Monitor IOP at every visit during topical steroid use — steroid responders can develop raised IOP within 2–6 weeks.

Step 3 — Periocular corticosteroids:
For persistent or severe anterior/intermediate uveitis not controlled by topical drops. Sub-Tenon's injection of triamcinolone acetonide (40 mg) or methylprednisolone delivers high local concentration with reduced systemic absorption. Intravitreal triamcinolone is used for posterior uveitis and CMO.

Step 4 — Systemic corticosteroids:
Indicated when: bilateral disease, intermediate/posterior/panuveitis, failure of topical alone, or when a systemic disease requires systemic treatment. Oral prednisolone is started at 1 mg/kg/day (typically 40–80 mg/day) and tapered over weeks to months guided by clinical and OCT response.

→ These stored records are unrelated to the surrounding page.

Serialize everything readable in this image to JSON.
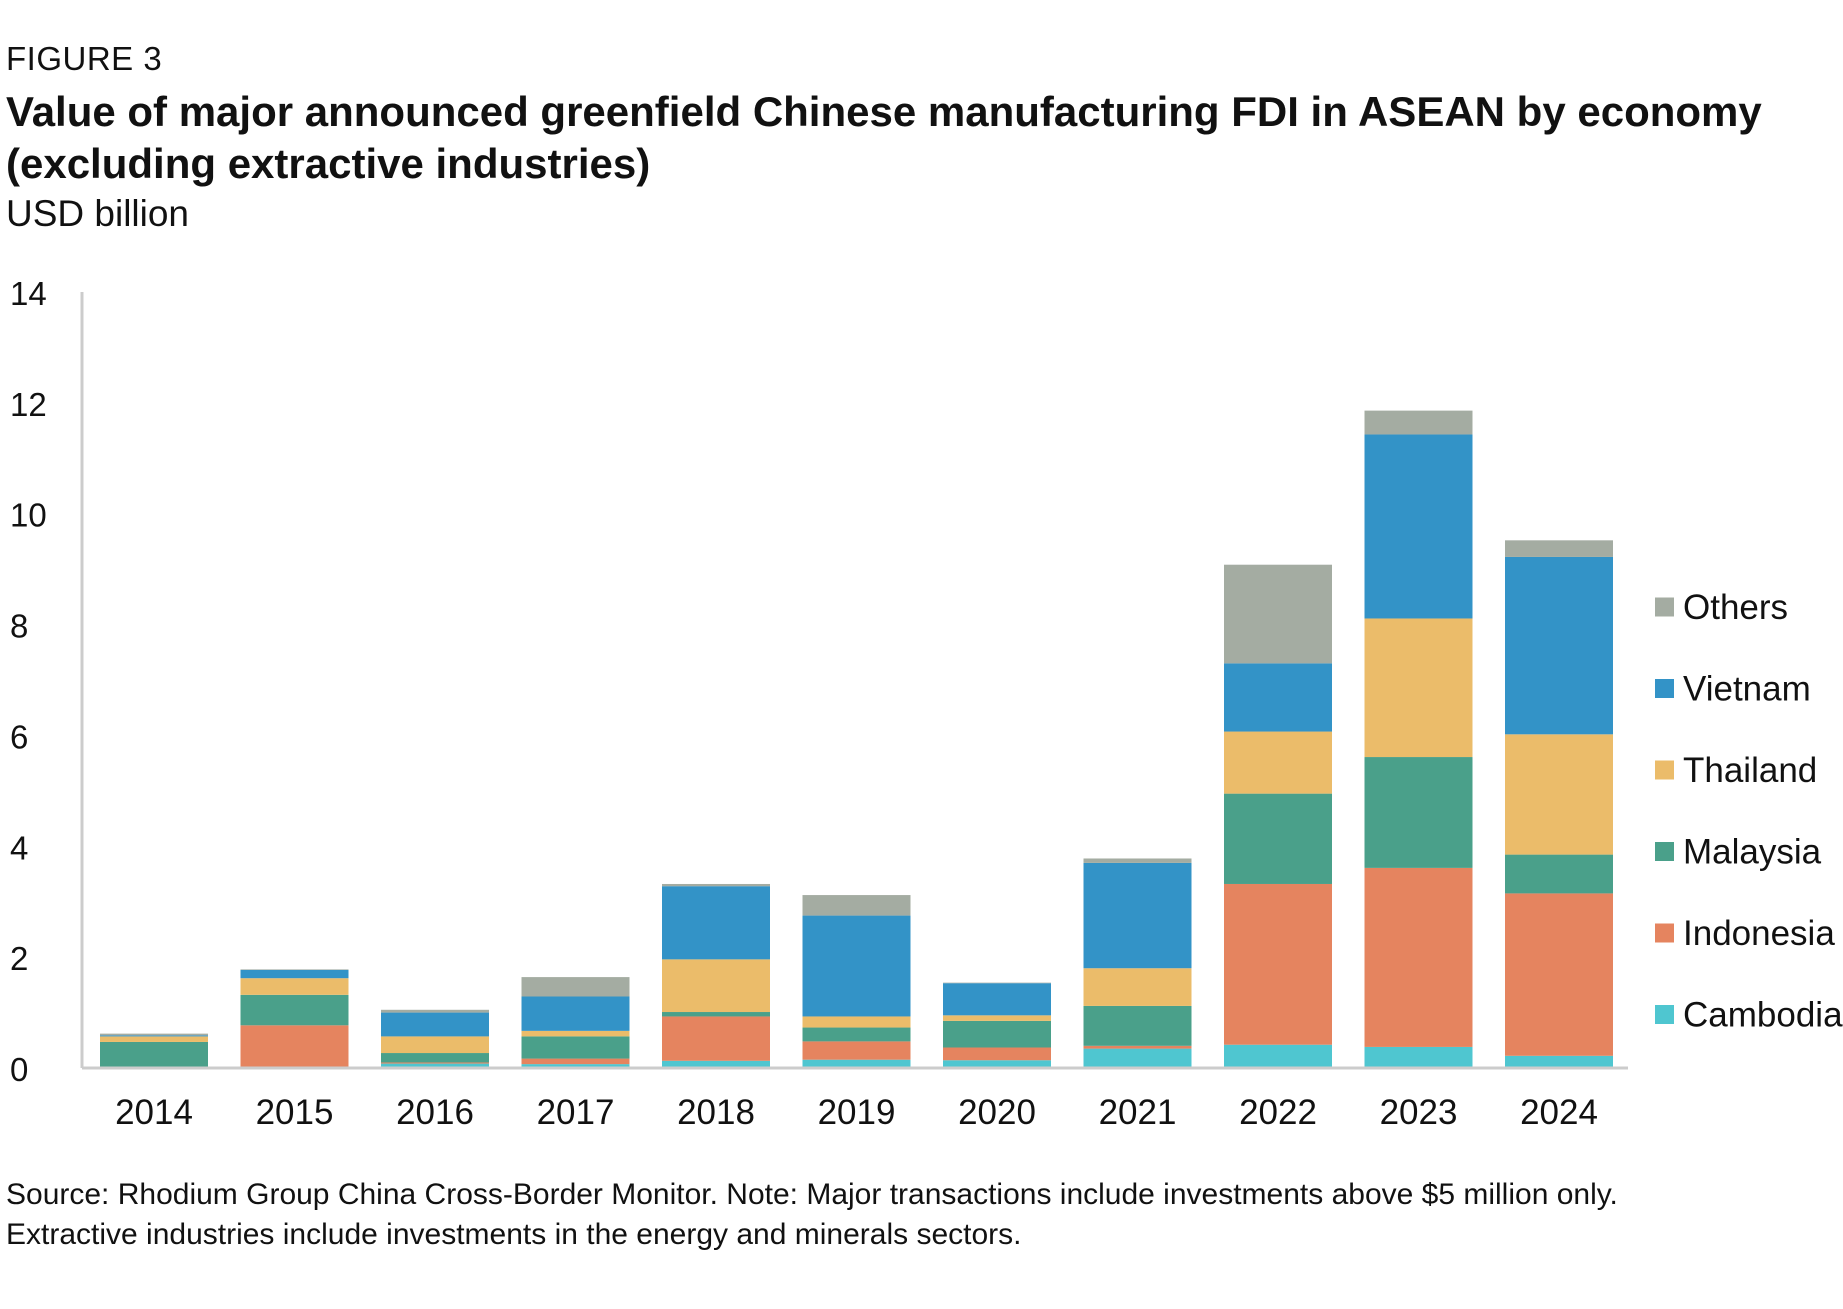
{
  "header": {
    "figure_label": "FIGURE 3",
    "title": "Value of major announced greenfield Chinese manufacturing FDI in ASEAN by economy (excluding extractive industries)",
    "unit": "USD billion"
  },
  "footer": {
    "note_line1": "Source: Rhodium Group China Cross-Border Monitor. Note: Major transactions include investments above $5 million only.",
    "note_line2": "Extractive industries include investments in the energy and minerals sectors."
  },
  "colors": {
    "Cambodia": "#4fc6d0",
    "Indonesia": "#e5845f",
    "Malaysia": "#4aa08a",
    "Thailand": "#ebbc6a",
    "Vietnam": "#3393c7",
    "Others": "#a4aca2",
    "axis": "#cccccc",
    "text": "#111111"
  },
  "chart_data": {
    "type": "bar",
    "stacked": true,
    "title": "Value of major announced greenfield Chinese manufacturing FDI in ASEAN by economy (excluding extractive industries)",
    "ylabel": "USD billion",
    "xlabel": "",
    "categories": [
      "2014",
      "2015",
      "2016",
      "2017",
      "2018",
      "2019",
      "2020",
      "2021",
      "2022",
      "2023",
      "2024"
    ],
    "ylim": [
      0,
      14
    ],
    "yticks": [
      0,
      2,
      4,
      6,
      8,
      10,
      12,
      14
    ],
    "grid": false,
    "legend_position": "right",
    "series": [
      {
        "name": "Cambodia",
        "values": [
          0.0,
          0.0,
          0.08,
          0.07,
          0.13,
          0.15,
          0.14,
          0.35,
          0.42,
          0.38,
          0.22
        ]
      },
      {
        "name": "Indonesia",
        "values": [
          0.02,
          0.77,
          0.02,
          0.1,
          0.8,
          0.33,
          0.23,
          0.05,
          2.9,
          3.23,
          2.93
        ]
      },
      {
        "name": "Malaysia",
        "values": [
          0.45,
          0.55,
          0.17,
          0.4,
          0.08,
          0.25,
          0.48,
          0.72,
          1.63,
          2.0,
          0.7
        ]
      },
      {
        "name": "Thailand",
        "values": [
          0.1,
          0.3,
          0.3,
          0.1,
          0.95,
          0.2,
          0.1,
          0.68,
          1.12,
          2.5,
          2.17
        ]
      },
      {
        "name": "Vietnam",
        "values": [
          0.02,
          0.15,
          0.43,
          0.62,
          1.32,
          1.82,
          0.58,
          1.9,
          1.23,
          3.32,
          3.2
        ]
      },
      {
        "name": "Others",
        "values": [
          0.03,
          0.01,
          0.05,
          0.35,
          0.04,
          0.37,
          0.01,
          0.08,
          1.78,
          0.43,
          0.3
        ]
      }
    ]
  }
}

Step 5 — Steroid-sparing immunosuppressants:
When steroid doses needed to control uveitis cause unacceptable toxicity (Cushingoid features, glaucoma, osteoporosis, diabetes), or when disease is chronic and high-dose steroids cannot be sustained:
- Methotrexate (7.5–25 mg weekly): first-choice in JIA-associated uveitis; requires folate supplementation and LFT monitoring.
- Mycophenolate mofetil: effective in non-infectious uveitis, well tolerated.
- Azathioprine: used in Behçet's disease and other systemic uveitis syndromes.
- Ciclosporin: effective but nephrotoxic; reserved for refractory cases.

Step 6 — Biologics:
Anti-TNF agents (adalimumab, infliximab) are used in refractory uveitis associated with JIA (adalimumab is FDA-approved specifically for JIA uveitis) and spondyloarthropathies. Rituximab (anti-CD20) is used in ANCA-associated uveitis.